6.6.3 Advanced Problems
Advertising Decisions: You are trying to decide how effective your product advertisements are. You find that 61% of your customers are on Facebook, and 32% are on Twitter with 16% on both Facebook and Twitter. If you decide to pay for advertising on both Facebook and twitter what percentage of customers do you expect to reach?
DNA Evidence: In a murder trial and expert witness is called to testify about DNA evidence found at the crime scene. They say that the probability of a person randomly matching the DNA fragment found at the crime scene is approximately 1 in a million. In the cross examination the defense attorney asks what the probability of a lab mistake is during the processing of the evidence (contamination, human error, etc), to which the expert witness replies about 5% of the time.

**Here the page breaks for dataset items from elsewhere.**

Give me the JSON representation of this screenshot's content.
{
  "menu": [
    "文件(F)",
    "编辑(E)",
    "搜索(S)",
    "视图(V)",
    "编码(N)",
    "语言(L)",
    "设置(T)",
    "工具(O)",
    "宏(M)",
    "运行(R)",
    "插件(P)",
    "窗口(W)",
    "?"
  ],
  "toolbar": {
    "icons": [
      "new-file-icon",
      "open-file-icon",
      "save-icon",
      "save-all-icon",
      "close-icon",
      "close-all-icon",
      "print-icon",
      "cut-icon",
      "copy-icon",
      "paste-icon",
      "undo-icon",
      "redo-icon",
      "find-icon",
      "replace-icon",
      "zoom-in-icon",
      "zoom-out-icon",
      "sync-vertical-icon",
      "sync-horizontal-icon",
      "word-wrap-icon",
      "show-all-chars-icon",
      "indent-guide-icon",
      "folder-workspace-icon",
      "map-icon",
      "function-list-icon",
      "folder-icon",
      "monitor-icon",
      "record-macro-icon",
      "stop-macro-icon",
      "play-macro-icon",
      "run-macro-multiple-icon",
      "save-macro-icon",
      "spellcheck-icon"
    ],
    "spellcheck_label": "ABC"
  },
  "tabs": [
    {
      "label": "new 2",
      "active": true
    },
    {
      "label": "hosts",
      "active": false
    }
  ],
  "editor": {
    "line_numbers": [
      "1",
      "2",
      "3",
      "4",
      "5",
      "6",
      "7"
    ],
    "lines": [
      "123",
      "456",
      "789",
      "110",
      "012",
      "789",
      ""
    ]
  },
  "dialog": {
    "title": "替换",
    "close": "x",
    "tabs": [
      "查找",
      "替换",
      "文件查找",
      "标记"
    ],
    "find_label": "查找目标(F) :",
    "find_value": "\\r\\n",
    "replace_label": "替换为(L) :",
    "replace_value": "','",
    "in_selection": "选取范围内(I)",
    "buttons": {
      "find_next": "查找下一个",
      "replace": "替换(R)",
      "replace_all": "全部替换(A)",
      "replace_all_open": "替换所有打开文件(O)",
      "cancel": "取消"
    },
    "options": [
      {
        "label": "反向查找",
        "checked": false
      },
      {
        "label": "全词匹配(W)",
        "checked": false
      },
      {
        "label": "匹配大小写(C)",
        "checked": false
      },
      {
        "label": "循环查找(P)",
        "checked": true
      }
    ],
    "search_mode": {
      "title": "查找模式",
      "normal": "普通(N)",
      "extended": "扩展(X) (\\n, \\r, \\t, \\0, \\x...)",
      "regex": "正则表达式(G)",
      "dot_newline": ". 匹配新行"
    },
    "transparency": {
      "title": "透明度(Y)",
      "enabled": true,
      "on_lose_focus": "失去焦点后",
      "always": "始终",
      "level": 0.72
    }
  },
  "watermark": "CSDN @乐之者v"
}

- If we are a juror, we are interested in the probability the DNA evidence linking the defendant to the crime scene is false. Lets call this event \(F\). Call the event that the defendant is unluckily enough to share the DNA sequence with the real killer \(R\), and call the event that the lab screwed up and the match is false \(L\). How can we express \(F\) in terms of \(R\) and \(L\)?
- Using the numbers given by the expert witness find \({P(F)}\) in this case.
- Is this beyond your reasonable doubt? How would you explain this to your fellow jurors who aren’t skilled in probability theory?
The Simpson Trial: During the O.J. Simpson trial the prosecution argued that the history of domestic abuse by O.J. towards his ex-wife Nicole Brown showed a pattern of escalating violence which culminated in her murder. To make the point the chief prosecutor famously used the line ``A slap is a prelude to homicide’’. Predictably, the defense argued this history of domestic abuse meant nothing. The defense used the following statistics to make their argument: over 4 million women were victims of domestic abuse in 1992 and only 1,432 of these were killed by their significant others. Therefore the probability, in 1992, that an abuser murders their spouse is less than \(1/2500\). Therefore, they argued that very few wife beaters actually go on to murder their wives.
- Write the defense’s statistic in terms of a conditional probability where \(M\) is the event that the women is murdered by their abuser, and \(A\) is the event that they were previously abused.
- What key piece of information is the defense conveniently forgetting to condition on? Hint: Is it relevant to consider the probability that O.J. will murder Nicole at some future date?
- If I told you that 90% of the time when an abused women is murdered, the murderer was the abuser (this is true). How would you respond to the defenses argument?
Sally Clark Case: Sally Clark was a women in England who in 1999 was convicted of killing her two children. The first child’s untimely death was put down to Sudden Infant Death Syndrome (SIDS). However, when two years later another seemingly healthy child suddenly died, Sally was accused of murdering the two children. The thrust of the prosecutions argument hinged on the fact that SIDS, thankfully, is relatively rare. The odds of a randomly chosen baby, dying from SIDS is about 3 in 5000.
- If the two deaths are independent then what is the probability of having two children who die of SIDS?
- If 130 million babies are born worldwide each year, about how many will die from SIDS using the 3:5000 odds?
- If 50,000 mothers have another child after having a child die of SIDS about how many will have a second child die from SIDS assuming the two deaths are independent?
- Using you answer from part(c) how would you defend Sally in court?
If two events \(A\) and \(B\) are disjoint (i.e. \(A \cap B=\emptyset\)) does this mean they are independent? If not give an example of a case where this fails. Hint: Consider \(A\) and \(A^c\).